Coase/Williamson provides the flexibility to imagine a world where companies control the marketing of their brand, outsource production, logistics and much else and internalize government. For example, why rely on governments for conflict resolution? Corporations also have to handle conflict resolution internally. Why have state laws, when what the world needs most is moral law? The discourse of Corporate Social Responsibility is a major field for negotiating changes in the relationship between firms and society. We all know about the privatization of public services, which is another side of that coin. This is a matter of deadly significance and we have to ask what kinds of political mobilization are capable of resisting it.
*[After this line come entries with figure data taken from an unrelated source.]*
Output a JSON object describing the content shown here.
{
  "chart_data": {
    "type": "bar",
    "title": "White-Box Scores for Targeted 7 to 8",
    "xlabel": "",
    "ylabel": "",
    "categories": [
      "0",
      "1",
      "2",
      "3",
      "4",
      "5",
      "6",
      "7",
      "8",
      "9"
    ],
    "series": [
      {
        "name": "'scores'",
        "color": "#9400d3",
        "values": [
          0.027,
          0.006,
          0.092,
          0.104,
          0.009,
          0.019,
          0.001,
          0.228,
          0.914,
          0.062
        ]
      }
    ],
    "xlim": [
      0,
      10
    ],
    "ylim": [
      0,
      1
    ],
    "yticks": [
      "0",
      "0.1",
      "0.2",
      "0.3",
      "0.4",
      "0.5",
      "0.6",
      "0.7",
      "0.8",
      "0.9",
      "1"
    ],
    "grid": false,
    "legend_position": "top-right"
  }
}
The human economy idea may have its origins in small-scale informal activities and a humanist ideology, but effective resistance to a corporate takeover will require selective alliances between self-organized initiatives on the ground and large-scale bureaucracies of the public and private kind. It will also require the development of global social networks of the kind from which our Human Economy program drew its impetus. For, as Camus told us in The Plague, the human predicament is impersonal; there are powerful anti-humanist forces in our common lives. So we have to build bridges between local actors and the new human universal, world society. To be human is to be a person who depends on and must make sense of impersonal social conditions. But in the struggle with the corporations, we need to be very sure that we are human and they are not. The drive for economic democracy will not be won until that confusion has been cleared up.”